Schweiz plant ungewöhnliche Militärreform mit Zivilisten und Alphorn als Waffe
Leon SchröderSchweiz plant ungewöhnliche Militärreform mit Zivilisten und Alphorn als Waffe
Die Schweiz lotet neue Wege aus, um ihr Militär zu stärken – indem sie auf ehemalige Soldaten und möglicherweise auch auf andere Zivilisten zurückgreift, die ihre Fähigkeiten einbringen sollen. Das eidgenössische Parlament hat bereits einen Plan für die freiwillige Wiedereingliederung gebilligt, doch einige argumentieren, dass der Vorschlag noch weiter gehen könnte, indem er unerwartete Talente aus allen Bereichen der Gesellschaft nutzt.
Beide Kammern des Schweizer Parlaments haben eine Massnahme unterstützt, die es ehemaligen Soldaten ermöglicht, auf freiwilliger Basis wieder in den Dienst zurückzukehren. Nun ist der Bundesrat damit beauftragt, ein detailliertes Konzept für die Umsetzung zu erarbeiten.
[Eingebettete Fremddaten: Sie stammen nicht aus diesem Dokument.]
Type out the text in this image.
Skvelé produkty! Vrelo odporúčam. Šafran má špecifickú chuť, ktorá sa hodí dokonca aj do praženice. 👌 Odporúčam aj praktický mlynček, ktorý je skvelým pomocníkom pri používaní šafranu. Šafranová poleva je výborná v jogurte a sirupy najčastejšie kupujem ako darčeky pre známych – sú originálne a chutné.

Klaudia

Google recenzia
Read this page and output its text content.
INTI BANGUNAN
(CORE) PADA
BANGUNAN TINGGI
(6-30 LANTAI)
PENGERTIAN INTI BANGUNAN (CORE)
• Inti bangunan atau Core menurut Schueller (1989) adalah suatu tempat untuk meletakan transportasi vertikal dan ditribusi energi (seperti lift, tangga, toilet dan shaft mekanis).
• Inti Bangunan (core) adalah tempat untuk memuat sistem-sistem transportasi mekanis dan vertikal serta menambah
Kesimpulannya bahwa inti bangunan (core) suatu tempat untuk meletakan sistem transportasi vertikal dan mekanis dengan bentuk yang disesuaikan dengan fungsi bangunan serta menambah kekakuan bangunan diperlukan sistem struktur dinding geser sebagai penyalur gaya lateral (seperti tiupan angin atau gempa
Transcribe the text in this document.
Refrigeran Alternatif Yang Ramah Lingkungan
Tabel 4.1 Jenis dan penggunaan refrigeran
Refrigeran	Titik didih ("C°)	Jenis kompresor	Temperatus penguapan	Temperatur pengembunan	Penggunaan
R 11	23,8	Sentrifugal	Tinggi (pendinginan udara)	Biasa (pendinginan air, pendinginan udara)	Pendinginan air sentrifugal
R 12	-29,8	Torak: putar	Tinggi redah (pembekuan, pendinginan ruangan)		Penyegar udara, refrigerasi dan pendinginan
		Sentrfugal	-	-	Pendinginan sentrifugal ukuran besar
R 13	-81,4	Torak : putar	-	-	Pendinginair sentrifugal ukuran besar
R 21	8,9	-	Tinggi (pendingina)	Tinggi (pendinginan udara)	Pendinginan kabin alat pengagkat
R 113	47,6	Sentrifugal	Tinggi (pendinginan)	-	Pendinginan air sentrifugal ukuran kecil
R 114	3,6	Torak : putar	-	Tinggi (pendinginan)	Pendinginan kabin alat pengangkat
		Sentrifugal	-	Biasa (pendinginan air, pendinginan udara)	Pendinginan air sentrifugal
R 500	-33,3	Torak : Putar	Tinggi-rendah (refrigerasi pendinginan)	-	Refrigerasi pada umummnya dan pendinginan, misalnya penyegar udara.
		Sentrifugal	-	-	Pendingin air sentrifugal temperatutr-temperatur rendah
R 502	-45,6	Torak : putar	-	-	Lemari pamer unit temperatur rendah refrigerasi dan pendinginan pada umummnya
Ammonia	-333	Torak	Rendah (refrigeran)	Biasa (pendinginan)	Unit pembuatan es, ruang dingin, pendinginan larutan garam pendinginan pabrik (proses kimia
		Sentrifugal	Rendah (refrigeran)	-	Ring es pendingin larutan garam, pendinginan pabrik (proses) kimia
Kritiker halten den Plan jedoch für zu eng gefasst. Sie betonen, dass die Schweizer Gesellschaft weit mehr zu bieten habe als nur ehemalige Truppenangehörige. Zu den Vorschlägen gehören unter anderem die Umwidmung von Golfspielern zu Scharfschützen, von Landfrauen zu Feldküchenverantwortlichen oder sogar von Grossmüttern, die Tarnkleidung stricken könnten. Andere Ideen sehen vor, Wanderer einzusetzen, um feindliche Kräfte durch manipulierte Wegweiser in die Irre zu führen, oder Gleitschirmflieger als improvisierte Kampfdrohnen zu nutzen.
Noch ungewöhnlichere Ideen sind im Umlauf: Das Alphorn, ein traditionelles Schweizer Instrument, könnte aufgrund seiner ohrenbetäubenden, desorientierenden Töne zur Waffe umfunktioniert werden. Gleichzeitig könnten begabte Briefeschreiber und Verschwörungstheoretiker für eine Propagandaeinheit angeworben werden, um bei Gegnern Verwirrung zu stiften.
Die Debatte fällt in eine Zeit, in der der Schweizer Komiker Simon Enzler mit seinem elften Programm Brenzlig auf Tournee ist. Bekannt für seine scharfsinnigen politischen Beobachtungen und seinen markanten Appenzeller Dialekt, gewann Enzler 2007 den renommierten Salzburger Stier, einen der bedeutendsten Kleinkunstpreise. Sein Werk reflektiert oft die Schweizer Kultur, ob er sich jedoch zu den militärischen Vorschlägen geäussert hat, ist nicht bekannt.
Der Bundesrat wird nun die endgültige Ausgestaltung der Politik für die Wiedereingliederung ehemaliger Soldaten vornehmen. Sollte das Vorhaben ausgeweitet werden, könnten künftig auch breitere Kreise der Zivilbevölkerung ihre Fähigkeiten in den Dienst der Landesverteidigung stellen. Derzeit liegt der Fokus zwar auf den ehemaligen Truppenangehörigen, doch die Diskussion hat die Tür zu kreativeren – und unerwarteteren – Formen des Engagements geöffnet.